Most employees don't understand that a lot of things change along with way when building a company. Most product companies start with dreams of IPO or getting sold to a large company at a massive valuation. This seldom happens for the vast majority of startups - who either go bust, sell to slightly larger players or becoming SMBs for life.

The owners of a company will make money in most of the above cases - employees won't, and rightfully so.

1 comments

> Being an employee at a startup does mean you took a risk, but nothing in comparison to the founders who built it.

Bullshit. I hate this sort of rhetoric. Founders took no more risk than the first employees. The founders got funding, and if they did not they convinced some poor schlub to waste their time on the startup. That's the only difference between early startup employees and founders. Many employees at tech startups may be just as capable as the founders, but are not in the same position of power. That's the only difference. Founders take no more risk and get much more reward, if a startup succeeds, than employees, often not for any good reason other than they did it and the employee did not. I mean obviously chances of success are only ~<30% if you do your job well, but still.
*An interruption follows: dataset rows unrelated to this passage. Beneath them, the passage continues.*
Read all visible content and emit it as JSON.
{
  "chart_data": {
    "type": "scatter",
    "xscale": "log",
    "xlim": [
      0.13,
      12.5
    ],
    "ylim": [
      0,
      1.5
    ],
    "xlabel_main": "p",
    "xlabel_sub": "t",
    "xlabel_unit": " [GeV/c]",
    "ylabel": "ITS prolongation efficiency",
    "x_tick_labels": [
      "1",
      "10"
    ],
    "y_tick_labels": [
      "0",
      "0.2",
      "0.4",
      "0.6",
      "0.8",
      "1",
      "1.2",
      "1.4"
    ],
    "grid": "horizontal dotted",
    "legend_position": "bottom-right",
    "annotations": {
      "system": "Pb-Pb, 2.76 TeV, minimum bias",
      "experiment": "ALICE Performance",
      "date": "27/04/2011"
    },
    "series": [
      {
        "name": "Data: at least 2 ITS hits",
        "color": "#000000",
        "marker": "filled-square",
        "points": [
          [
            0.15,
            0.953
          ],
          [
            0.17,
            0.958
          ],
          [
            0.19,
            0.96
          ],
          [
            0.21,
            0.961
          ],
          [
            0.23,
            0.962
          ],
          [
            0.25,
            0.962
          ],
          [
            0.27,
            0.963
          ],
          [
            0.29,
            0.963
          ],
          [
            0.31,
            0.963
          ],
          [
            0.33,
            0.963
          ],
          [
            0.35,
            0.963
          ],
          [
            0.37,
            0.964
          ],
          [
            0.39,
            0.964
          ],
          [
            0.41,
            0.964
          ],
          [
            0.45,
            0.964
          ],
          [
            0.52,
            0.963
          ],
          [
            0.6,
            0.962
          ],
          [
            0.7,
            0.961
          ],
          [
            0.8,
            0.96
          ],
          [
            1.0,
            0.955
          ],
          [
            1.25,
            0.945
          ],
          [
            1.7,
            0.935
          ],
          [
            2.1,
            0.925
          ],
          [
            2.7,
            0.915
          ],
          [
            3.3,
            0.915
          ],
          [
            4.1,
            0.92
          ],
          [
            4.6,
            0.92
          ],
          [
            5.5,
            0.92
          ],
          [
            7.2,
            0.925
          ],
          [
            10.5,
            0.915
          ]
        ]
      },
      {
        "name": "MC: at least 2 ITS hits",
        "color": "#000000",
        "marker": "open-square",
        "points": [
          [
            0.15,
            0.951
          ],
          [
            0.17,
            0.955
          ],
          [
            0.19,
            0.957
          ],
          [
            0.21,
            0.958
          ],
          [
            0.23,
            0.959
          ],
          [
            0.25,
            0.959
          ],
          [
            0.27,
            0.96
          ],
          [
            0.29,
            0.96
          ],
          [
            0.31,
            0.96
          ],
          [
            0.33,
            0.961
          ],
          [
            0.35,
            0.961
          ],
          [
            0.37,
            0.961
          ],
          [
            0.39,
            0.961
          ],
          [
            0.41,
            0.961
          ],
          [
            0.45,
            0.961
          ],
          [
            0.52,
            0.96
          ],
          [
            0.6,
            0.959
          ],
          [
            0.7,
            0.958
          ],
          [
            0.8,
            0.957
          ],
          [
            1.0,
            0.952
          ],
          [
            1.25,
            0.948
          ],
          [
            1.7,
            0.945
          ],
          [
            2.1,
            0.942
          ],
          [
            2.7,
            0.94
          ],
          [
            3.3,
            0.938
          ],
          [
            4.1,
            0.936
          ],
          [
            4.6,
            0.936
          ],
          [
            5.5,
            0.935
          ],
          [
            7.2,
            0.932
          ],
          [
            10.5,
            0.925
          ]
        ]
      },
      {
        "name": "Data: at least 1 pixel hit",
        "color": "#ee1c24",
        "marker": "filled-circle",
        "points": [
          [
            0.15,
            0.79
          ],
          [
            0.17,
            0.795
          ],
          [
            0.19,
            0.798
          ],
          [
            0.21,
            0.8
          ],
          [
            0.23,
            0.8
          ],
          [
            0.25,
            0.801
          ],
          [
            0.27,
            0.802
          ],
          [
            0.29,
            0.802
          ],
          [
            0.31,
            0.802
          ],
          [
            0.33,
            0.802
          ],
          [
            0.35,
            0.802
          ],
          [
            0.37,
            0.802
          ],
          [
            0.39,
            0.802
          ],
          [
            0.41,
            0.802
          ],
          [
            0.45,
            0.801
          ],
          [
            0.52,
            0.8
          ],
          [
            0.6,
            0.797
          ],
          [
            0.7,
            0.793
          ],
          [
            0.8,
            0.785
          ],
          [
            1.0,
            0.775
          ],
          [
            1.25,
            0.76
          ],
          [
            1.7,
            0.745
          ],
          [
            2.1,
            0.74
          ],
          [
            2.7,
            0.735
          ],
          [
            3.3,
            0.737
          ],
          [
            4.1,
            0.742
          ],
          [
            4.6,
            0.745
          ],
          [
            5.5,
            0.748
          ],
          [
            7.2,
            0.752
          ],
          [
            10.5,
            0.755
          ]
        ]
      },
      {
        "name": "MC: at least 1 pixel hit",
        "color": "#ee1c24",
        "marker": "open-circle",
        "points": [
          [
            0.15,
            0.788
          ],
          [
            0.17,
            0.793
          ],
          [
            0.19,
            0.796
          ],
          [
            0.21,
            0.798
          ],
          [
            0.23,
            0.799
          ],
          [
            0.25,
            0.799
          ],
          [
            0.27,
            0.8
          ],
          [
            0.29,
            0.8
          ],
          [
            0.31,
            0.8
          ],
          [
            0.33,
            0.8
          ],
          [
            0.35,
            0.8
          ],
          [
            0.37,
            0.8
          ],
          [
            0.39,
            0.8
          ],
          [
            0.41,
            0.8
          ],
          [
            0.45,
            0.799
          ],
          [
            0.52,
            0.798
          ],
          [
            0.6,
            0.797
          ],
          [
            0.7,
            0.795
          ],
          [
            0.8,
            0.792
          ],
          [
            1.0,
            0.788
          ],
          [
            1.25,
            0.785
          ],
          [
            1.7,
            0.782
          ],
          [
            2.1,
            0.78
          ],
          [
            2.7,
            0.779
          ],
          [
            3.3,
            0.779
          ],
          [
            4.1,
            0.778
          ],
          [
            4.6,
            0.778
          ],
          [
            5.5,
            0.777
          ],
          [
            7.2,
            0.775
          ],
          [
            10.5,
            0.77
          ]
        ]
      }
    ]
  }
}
If a startup fails the founders still got paid a salary, just like employees, as long as they got funding. If not then they paid out money out of their pocket, to pay a few employees a small salary which was below market. This is the only case in which founders come out worse off than if they took a job with a salary, so take more risk. The rest of it, their outcome is much better just because they did it and you did not and you believed them.

> founders still got paid a salary

Founders get paid a salary? That hasn't always been true in my experience.

> Founders took no more risk than the first employees.

If it's actually that easy you should go be a startup founder. After all, there's no risk, right?

Let's be honest: people who found startups fall in three categories:

* Those who have funds to fall back on in case the startup fails

* Those who got VC funding

* Those who are actually risking things because they invested everything in their startup

I'd wager the first two categories make up 90% of startup founders. These people take absolutely zero risks. Whoop, startup fails. Oh well, it was either not your money or you've still got a comfortable amount to sit on.

Thsoe last 10 percent, yes, they do take risks. Don't expect me to cry for the others.

This word "risk." I do not think it means what you think it means.

Just because someone has lots of money (their own or a VC's) doesn't mean they aren't risking that money when they put it into a startup. The money is at risk because it probably WON'T be returned, let alone increased.

I think what you're conflating with risk is actually diversification. You're only willing to cry for the people who are "all in" on a single investment. Arguably, being diversified is the sensible thing to do and it's the idiots who don't make sensible choices who you shouldn't cry for.

So, if they have "funds to fall back under" isn't that a risk?